Sellers like valuation gap guarantees because they reduce the risk of a bid failing due to valuation issues. As a homebuyer, you can include a valuation gap guarantee to give sellers more confidence in your offer or to help it stand out from other buyers. On the downside, it does mean that you could potentially incur additional fees if the rating is low.
“In a hot real estate market where bidding wars are common, a buyer with a valuation gap guarantee written into the offer will be more attractive to the seller than one without that flexibility,” Mazzara said. . “It could be the difference between getting the house or not.”

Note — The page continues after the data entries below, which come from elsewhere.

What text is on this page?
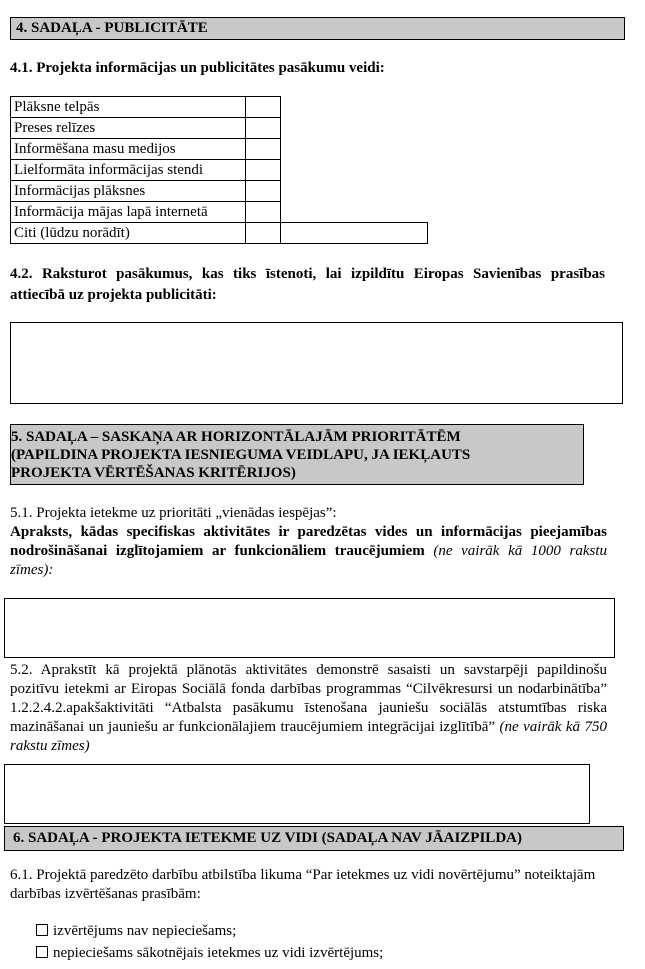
4. SADAĻA - PUBLICITĀTE
4.1. Projekta informācijas un publicitātes pasākumu veidi:
Plāksne telpās		
Preses relīzes		
Informēšana masu medijos		
Lielformāta informācijas stendi		
Informācijas plāksnes		
Informācija mājas lapā internetā		
Citi (lūdzu norādīt)		
4.2. Raksturot pasākumus, kas tiks īstenoti, lai izpildītu Eiropas Savienības prasības attiecībā uz projekta publicitāti:
5. SADAĻA – SASKAŅA AR HORIZONTĀLAJĀM PRIORITĀTĒM
(PAPILDINA PROJEKTA IESNIEGUMA VEIDLAPU, JA IEKĻAUTS
PROJEKTA VĒRTĒŠANAS KRITĒRIJOS)
5.1. Projekta ietekme uz prioritāti „vienādas iespējas”:
Apraksts, kādas specifiskas aktivitātes ir paredzētas vides un informācijas pieejamības nodrošināšanai izglītojamiem ar funkcionāliem traucējumiem (ne vairāk kā 1000 rakstu zīmes):
5.2. Aprakstīt kā projektā plānotās aktivitātes demonstrē sasaisti un savstarpēji papildinošu pozitīvu ietekmi ar Eiropas Sociālā fonda darbības programmas “Cilvēkresursi un nodarbinātība” 1.2.2.4.2.apakšaktivitāti “Atbalsta pasākumu īstenošana jauniešu sociālās atstumtības riska mazināšanai un jauniešu ar funkcionālajiem traucējumiem integrācijai izglītībā” (ne vairāk kā 750 rakstu zīmes)
6. SADAĻA - PROJEKTA IETEKME UZ VIDI (SADAĻA NAV JĀAIZPILDA)
6.1. Projektā paredzēto darbību atbilstība likuma “Par ietekmes uz vidi novērtējumu” noteiktajām darbības izvērtēšanas prasībām:
izvērtējums nav nepieciešams;
nepieciešams sākotnējais ietekmes uz vidi izvērtējums;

3 other ways to deal with a valuation gap
Covering a valuation gap out of pocket is just one way to manage a low valuation. You might also be able to:
You can try to negotiate with the seller and ask them to accept the lower appraised value of the house instead of your original offer. You might also consider asking them to meet you somewhere in the middle, covering you for some of the valuation gap and the seller also agreeing to a price slightly lower than your original offer.
2. Challenge the assessment
If you and your agent think the appraised value is inaccurate, you can dispute it with your lender. To do this, you must write a letter to your lender and include evidence explaining why the appraisal is wrong. Perhaps the appraiser missed features of the home or you found errors in their report. You will also want to include recent, comparable sales that support the value of the property you feel is more accurate.
3. Withdraw from the contract
It’s not ideal, but if you can’t come to an agreement with the seller, a new appraisal won’t support a higher value, and you can’t close the appraisal gap out of pocket, you may need to walk away from the transaction. Keep in mind that this is only possible without penalty if you have included an appraisal contingency in your contract. These allow you to opt out of the deal if the home is not valued for what you are offering.
The bottom line
Valuation gaps can hurt your home buying goals, but there are ways to manage them. If the above strategies fail, Mazzara says, “it’s time to get creative.”
“The buyer can waive the inspection, pre-secure the mortgage, close earlier or later at the seller’s desire, or offer the seller a sale-leaseback,” she says.
Just be sure to talk to your agent about these options before moving forward.